À Bamako, les autorités de transition franchissent un nouveau palier dans la restriction de la parole publique. En ciblant le journaliste Abdrahamane Keïta devant le Pôle judiciaire spécialisé de lutte contre la cybercriminalité, le pouvoir militaire illustre sa volonté d’étouffer les voix dissidentes. Il est reproché à ce professionnel de l’information d’avoir exposé de manière objective les difficultés sécuritaires de l’armée malienne et la situation complexe à Kidal.
Au lieu d’apporter des réponses transparentes aux inquiétudes légitimes de la population face à la crise dans le Nord du pays, les dirigeants de Bamako mobilisent l’appareil judiciaire. L’utilisation détournée de la législation sur la cybercriminalité sert de prétexte pour imposer un silence absolu sur les questions de défense et de gestion étatique.
Une mécanique implacable de réduction au silence
Le cas d’Abdrahamane Keïta n’est pas un fait isolé, mais s’inscrit dans une dynamique de répression plus large touchant plusieurs figures publiques.
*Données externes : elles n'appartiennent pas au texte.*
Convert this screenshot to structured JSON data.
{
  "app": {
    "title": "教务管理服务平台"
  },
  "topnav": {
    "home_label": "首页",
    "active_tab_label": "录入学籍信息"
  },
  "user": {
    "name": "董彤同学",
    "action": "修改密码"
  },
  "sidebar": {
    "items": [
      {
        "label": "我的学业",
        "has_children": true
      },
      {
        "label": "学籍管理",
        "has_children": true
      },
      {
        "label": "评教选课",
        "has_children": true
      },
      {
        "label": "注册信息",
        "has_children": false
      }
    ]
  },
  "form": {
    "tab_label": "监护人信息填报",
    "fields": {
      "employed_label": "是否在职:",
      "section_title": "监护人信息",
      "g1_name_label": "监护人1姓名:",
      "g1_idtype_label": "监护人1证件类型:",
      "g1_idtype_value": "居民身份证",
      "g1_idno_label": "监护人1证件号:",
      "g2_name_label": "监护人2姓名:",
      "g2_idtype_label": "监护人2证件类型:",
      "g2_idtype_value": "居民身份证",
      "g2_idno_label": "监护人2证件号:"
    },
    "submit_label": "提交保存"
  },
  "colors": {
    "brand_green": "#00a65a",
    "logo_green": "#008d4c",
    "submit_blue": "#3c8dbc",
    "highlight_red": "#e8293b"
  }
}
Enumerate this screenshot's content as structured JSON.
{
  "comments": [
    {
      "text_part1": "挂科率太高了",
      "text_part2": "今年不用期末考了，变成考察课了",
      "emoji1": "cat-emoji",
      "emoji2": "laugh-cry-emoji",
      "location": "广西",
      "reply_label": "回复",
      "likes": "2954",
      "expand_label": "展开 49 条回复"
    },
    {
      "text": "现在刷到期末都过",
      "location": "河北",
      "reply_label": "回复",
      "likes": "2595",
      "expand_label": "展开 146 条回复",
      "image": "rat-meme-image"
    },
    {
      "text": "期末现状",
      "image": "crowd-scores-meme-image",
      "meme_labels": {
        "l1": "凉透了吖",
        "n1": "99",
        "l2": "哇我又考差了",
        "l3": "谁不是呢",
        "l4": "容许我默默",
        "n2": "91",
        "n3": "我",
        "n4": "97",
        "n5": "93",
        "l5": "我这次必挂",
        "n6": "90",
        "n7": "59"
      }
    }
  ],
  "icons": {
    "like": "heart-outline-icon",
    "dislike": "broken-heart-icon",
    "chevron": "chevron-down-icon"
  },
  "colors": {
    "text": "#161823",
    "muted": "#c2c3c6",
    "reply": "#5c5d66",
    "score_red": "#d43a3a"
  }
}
- Au Mali, le célèbre chroniqueur Mohamed Youssouf Bathily, dit Ras Bath, est toujours derrière les barreaux pour ses prises de parole. L’universitaire Étienne Fakaba Sissoko purge une peine de prison ferme après la publication d’un ouvrage critique de la communication officielle. Rokia Doumbia a également été incarcérée après avoir dénoncé l’inflation et la gestion politique, tandis que l’activiste Clément Dembélé a fait l’objet de disparitions forcées et d’arrestations arbitraires.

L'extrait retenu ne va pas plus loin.